The latest “changes designed to ensure the UK’s economic stability and provide confidence in the government’s commitment to fiscal discipline”, the HM Treasury said in a statement.
The measures announced on Monday are in addition to other reversals earlier.
Prime Minister Truss had announced the reversal of the corporation tax cut announced on October 14.
“Taken together, these changes are estimated to be worth around GBP 32 billion a year,” the treasury said.
The Chancellor will publish the government’s fiscal rules alongside an OBR forecast, and further measures, on October 31, the treasury said.

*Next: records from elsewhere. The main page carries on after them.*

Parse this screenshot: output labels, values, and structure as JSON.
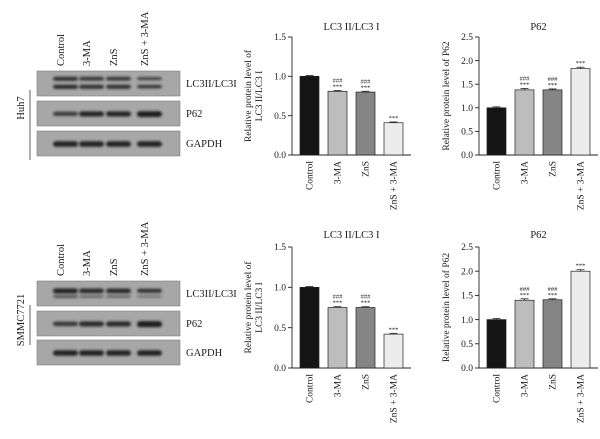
{
  "figure": {
    "rows": [
      {
        "cell_line": "Huh7",
        "blot": {
          "lanes": [
            "Control",
            "3-MA",
            "ZnS",
            "ZnS + 3-MA"
          ],
          "bands": [
            "LC3II/LC3I",
            "P62",
            "GAPDH"
          ]
        },
        "charts": [
          {
            "type": "bar",
            "title": "LC3 II/LC3 I",
            "ylabel": [
              "Relative protein level of",
              "LC3 II/LC3 I"
            ],
            "categories": [
              "Control",
              "3-MA",
              "ZnS",
              "ZnS + 3-MA"
            ],
            "values": [
              1.0,
              0.81,
              0.8,
              0.41
            ],
            "errors": [
              0.01,
              0.01,
              0.01,
              0.01
            ],
            "annotations": [
              [],
              [
                "###",
                "***"
              ],
              [
                "###",
                "***"
              ],
              [
                "***"
              ]
            ],
            "colors": [
              "#141414",
              "#bdbdbd",
              "#858585",
              "#ececec"
            ],
            "ylim": [
              0,
              1.5
            ],
            "yticks": [
              "0.0",
              "0.5",
              "1.0",
              "1.5"
            ]
          },
          {
            "type": "bar",
            "title": "P62",
            "ylabel": [
              "Relative protein level of P62"
            ],
            "categories": [
              "Control",
              "3-MA",
              "ZnS",
              "ZnS + 3-MA"
            ],
            "values": [
              1.0,
              1.38,
              1.38,
              1.83
            ],
            "errors": [
              0.02,
              0.03,
              0.02,
              0.03
            ],
            "annotations": [
              [],
              [
                "###",
                "***"
              ],
              [
                "###",
                "***"
              ],
              [
                "***"
              ]
            ],
            "colors": [
              "#141414",
              "#bdbdbd",
              "#858585",
              "#ececec"
            ],
            "ylim": [
              0,
              2.5
            ],
            "yticks": [
              "0.0",
              "0.5",
              "1.0",
              "1.5",
              "2.0",
              "2.5"
            ]
          }
        ]
      },
      {
        "cell_line": "SMMC7721",
        "blot": {
          "lanes": [
            "Control",
            "3-MA",
            "ZnS",
            "ZnS + 3-MA"
          ],
          "bands": [
            "LC3II/LC3I",
            "P62",
            "GAPDH"
          ]
        },
        "charts": [
          {
            "type": "bar",
            "title": "LC3 II/LC3 I",
            "ylabel": [
              "Relative protein level of",
              "LC3 II/LC3 I"
            ],
            "categories": [
              "Control",
              "3-MA",
              "ZnS",
              "ZnS + 3-MA"
            ],
            "values": [
              1.0,
              0.75,
              0.75,
              0.42
            ],
            "errors": [
              0.01,
              0.01,
              0.01,
              0.01
            ],
            "annotations": [
              [],
              [
                "###",
                "***"
              ],
              [
                "###",
                "***"
              ],
              [
                "***"
              ]
            ],
            "colors": [
              "#141414",
              "#bdbdbd",
              "#858585",
              "#ececec"
            ],
            "ylim": [
              0,
              1.5
            ],
            "yticks": [
              "0.0",
              "0.5",
              "1.0",
              "1.5"
            ]
          },
          {
            "type": "bar",
            "title": "P62",
            "ylabel": [
              "Relative protein level of P62"
            ],
            "categories": [
              "Control",
              "3-MA",
              "ZnS",
              "ZnS + 3-MA"
            ],
            "values": [
              1.0,
              1.4,
              1.41,
              2.0
            ],
            "errors": [
              0.02,
              0.03,
              0.02,
              0.03
            ],
            "annotations": [
              [],
              [
                "###",
                "***"
              ],
              [
                "###",
                "***"
              ],
              [
                "***"
              ]
            ],
            "colors": [
              "#141414",
              "#bdbdbd",
              "#858585",
              "#ececec"
            ],
            "ylim": [
              0,
              2.5
            ],
            "yticks": [
              "0.0",
              "0.5",
              "1.0",
              "1.5",
              "2.0",
              "2.5"
            ]
          }
        ]
      }
    ]
  },
  "chart_data": [
    {
      "type": "bar",
      "title": "LC3 II/LC3 I",
      "ylabel": "Relative protein level of LC3 II/LC3 I",
      "categories": [
        "Control",
        "3-MA",
        "ZnS",
        "ZnS + 3-MA"
      ],
      "values": [
        1.0,
        0.81,
        0.8,
        0.41
      ],
      "ylim": [
        0,
        1.5
      ]
    },
    {
      "type": "bar",
      "title": "P62",
      "ylabel": "Relative protein level of P62",
      "categories": [
        "Control",
        "3-MA",
        "ZnS",
        "ZnS + 3-MA"
      ],
      "values": [
        1.0,
        1.38,
        1.38,
        1.83
      ],
      "ylim": [
        0,
        2.5
      ]
    },
    {
      "type": "bar",
      "title": "LC3 II/LC3 I",
      "ylabel": "Relative protein level of LC3 II/LC3 I",
      "categories": [
        "Control",
        "3-MA",
        "ZnS",
        "ZnS + 3-MA"
      ],
      "values": [
        1.0,
        0.75,
        0.75,
        0.42
      ],
      "ylim": [
        0,
        1.5
      ]
    },
    {
      "type": "bar",
      "title": "P62",
      "ylabel": "Relative protein level of P62",
      "categories": [
        "Control",
        "3-MA",
        "ZnS",
        "ZnS + 3-MA"
      ],
      "values": [
        1.0,
        1.4,
        1.41,
        2.0
      ],
      "ylim": [
        0,
        2.5
      ]
    }
  ]
}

The UK government came under criticism from within the Conservative Party for the measures unveiled in the ‘mini-budget’ on September 23 at a time when the country is going through a cost-of-living crisis.
Kwarteng was removed from the post of chancellor on October 14.
Markets and observers had criticized the move to scrap the high tax rate as unfair. The pound hit a record low in the days following the mini-budget and the UK debt yields surged.
In what was seen as a rare move, the International Monetary Fund urged the UK government to reassess its debt funded tax cuts and said it “does not recommend large and untargeted fiscal packages at this juncture.”
Rating agency Moody’s warned the UK of a rating downgrade and S&P assigned a ‘negative outlook’ to the country’s credit rating.
The Bank of England was forced to intervene in the gilt market to restore stability to stem the risk of contagion to the real economy. The central bank was widely expected to announced an out-of-schedule interest rate hike following the turmoil in the currency and bond markets.
After the pound hit a record low, the BoE Governor Andrew Bailey said the central bank is ready to alter its interest rates by as much as needed to bring the inflation back to the 2 percent target.
Over the last weekend, Bailey signaled that the central bank will not hesitate to raise rates aggressively to meet its inflation target.